Apple is currently devoting an inordinate amount of legal resources in its effort to prevent Samsung from releasing a bevy of products it claims purposefully infringe upon Apple patents and slavishly copy the look and feel of iOS.
Currently, Apple’s legal team is working tirelessly to prevent Samsung from releasing its Galaxy Tab 10.1. Earlier this year, Samsung released a 7-inch tablet in an effort to take on Apple and if you listen to some folks at Lenovo, that effort was a complete and utter disaster.
Speaking to the Guardian, Andrew Barrow, who serves as Lenovo’s director of consumer products and pricing, explained that when companies try and compete with Apple via price undercutting, they end up losing money – and let’s face it, don’t even garner substantive marketshare.
Fleshing out his statement, Barrow proceeded to use Samsung as an example.
Samsung said at the end of 2010 that it had shipped 1m of its 7-inch Galaxy devices, which were seen as the first real Android competitors to Apple’s iPad. However, according to Barrow, Samsung only sold 20,000 of the tablets.

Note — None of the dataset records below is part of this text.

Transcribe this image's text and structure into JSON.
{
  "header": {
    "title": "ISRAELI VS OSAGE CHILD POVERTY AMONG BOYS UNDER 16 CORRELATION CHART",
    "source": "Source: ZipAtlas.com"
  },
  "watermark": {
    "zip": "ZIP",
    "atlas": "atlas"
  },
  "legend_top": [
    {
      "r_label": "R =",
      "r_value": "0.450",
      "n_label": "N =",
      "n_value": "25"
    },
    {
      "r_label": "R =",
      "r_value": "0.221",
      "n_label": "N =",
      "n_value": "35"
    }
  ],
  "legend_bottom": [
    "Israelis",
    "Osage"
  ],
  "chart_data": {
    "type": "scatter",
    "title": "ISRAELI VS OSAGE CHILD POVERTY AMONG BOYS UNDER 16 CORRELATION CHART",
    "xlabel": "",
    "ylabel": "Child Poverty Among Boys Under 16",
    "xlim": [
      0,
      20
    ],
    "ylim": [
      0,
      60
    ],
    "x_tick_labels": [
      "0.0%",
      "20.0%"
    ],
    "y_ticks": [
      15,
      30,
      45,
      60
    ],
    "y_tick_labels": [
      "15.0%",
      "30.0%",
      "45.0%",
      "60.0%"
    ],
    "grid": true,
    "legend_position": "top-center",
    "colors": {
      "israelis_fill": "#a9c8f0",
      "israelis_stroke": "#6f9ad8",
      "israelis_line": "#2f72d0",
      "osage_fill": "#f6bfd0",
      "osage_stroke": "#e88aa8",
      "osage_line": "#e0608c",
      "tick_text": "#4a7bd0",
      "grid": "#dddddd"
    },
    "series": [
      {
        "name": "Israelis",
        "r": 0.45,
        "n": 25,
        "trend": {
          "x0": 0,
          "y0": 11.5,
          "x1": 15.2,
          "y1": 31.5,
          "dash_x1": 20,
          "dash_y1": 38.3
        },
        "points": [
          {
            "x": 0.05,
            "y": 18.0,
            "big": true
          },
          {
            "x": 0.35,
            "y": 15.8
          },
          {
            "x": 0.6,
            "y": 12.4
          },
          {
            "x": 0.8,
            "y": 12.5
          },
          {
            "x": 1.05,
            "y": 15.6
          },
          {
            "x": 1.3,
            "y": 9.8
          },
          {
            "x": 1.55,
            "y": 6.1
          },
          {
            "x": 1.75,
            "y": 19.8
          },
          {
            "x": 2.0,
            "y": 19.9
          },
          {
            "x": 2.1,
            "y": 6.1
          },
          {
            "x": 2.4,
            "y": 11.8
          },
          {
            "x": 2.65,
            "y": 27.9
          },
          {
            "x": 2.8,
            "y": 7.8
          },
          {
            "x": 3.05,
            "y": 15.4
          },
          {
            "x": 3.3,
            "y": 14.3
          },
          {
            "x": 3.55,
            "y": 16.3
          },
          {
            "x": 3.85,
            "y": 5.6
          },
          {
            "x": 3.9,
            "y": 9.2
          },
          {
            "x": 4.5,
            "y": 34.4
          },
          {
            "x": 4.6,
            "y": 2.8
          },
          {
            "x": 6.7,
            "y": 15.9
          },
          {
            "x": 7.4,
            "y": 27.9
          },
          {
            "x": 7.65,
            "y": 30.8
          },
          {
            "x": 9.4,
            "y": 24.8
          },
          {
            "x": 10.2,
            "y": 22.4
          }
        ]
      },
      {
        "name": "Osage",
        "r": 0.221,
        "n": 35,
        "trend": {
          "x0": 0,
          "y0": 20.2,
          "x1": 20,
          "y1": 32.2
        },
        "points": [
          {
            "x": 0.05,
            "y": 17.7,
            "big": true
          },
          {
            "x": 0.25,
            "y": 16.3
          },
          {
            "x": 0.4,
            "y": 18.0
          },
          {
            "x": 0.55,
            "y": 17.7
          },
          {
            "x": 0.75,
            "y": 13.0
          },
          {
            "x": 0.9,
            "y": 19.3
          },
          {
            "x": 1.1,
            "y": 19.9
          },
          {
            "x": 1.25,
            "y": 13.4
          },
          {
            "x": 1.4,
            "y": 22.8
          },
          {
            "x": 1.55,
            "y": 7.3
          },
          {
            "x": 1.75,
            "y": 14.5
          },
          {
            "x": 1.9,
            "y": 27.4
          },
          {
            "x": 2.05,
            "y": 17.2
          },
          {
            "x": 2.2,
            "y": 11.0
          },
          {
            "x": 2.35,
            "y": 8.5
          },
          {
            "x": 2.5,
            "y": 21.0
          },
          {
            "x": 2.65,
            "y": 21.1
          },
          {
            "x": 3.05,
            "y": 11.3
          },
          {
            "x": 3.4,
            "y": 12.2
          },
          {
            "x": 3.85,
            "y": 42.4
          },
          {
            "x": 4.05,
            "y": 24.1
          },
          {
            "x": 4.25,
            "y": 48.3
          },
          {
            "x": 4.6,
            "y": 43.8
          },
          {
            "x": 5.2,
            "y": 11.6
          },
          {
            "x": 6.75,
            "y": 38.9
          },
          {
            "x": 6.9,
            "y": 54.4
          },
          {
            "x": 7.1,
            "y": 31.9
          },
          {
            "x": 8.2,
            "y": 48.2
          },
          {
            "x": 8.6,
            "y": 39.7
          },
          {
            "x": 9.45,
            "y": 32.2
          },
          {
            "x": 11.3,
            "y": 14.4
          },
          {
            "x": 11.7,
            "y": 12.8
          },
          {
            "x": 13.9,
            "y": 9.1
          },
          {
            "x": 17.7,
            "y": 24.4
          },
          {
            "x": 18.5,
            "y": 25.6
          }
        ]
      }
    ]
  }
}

Samsung had not returned a request for comment on Barrow’s claim by the time of publication.
Lenovo announced its own entry into the Android tablet market at the IFA technology show in Berlin on Thursday, with the IdeaPad K1. Asked whether the K1, which will launch in mid-September with a starting price of £349, should be much cheaper than the market-leading iPad 2, priced from £399, Barrow told The Guardian that “at that price, any [manufacturer] would be giving money away”.
Samsung has never given details of the actual sales it has made in the tablet market. In an earnings call at the end of January, Samsung executives admitted that the company had shipped far more tablets than had actually been sold, saying that the latter figure was “quite smooth” – a puzzling phrase that was never explained.
We’re not sure what Barrow’s source is here, but as Steve Jobs like to say, if you sell a lot of a particular product, you tend to advertise it and brag about it.
It’s entirely possible, if not probable, that Samsung is partaking in the time dishonored tradition of channel stuffing whereby they stuff as many products down the throats of retailers as possible and tout their “products shipped” numbers with pride, all the while said products aren’t finding their way into the hands of consumers.
Samsung’s 7-inch tablet notwithstanding, Samsung’s flagship tablet is the upcoming Galaxy Tab 10.1 – a device that bears a remarkable similarity to Apple’s iPad. Consequently, Apple was able to attain a temporary injunction in Germany precluding Samsung from selling and marketing the device in the country until a formal hearing on the matter can be had. A similar ruling was handed down against Samsung in Australia as well.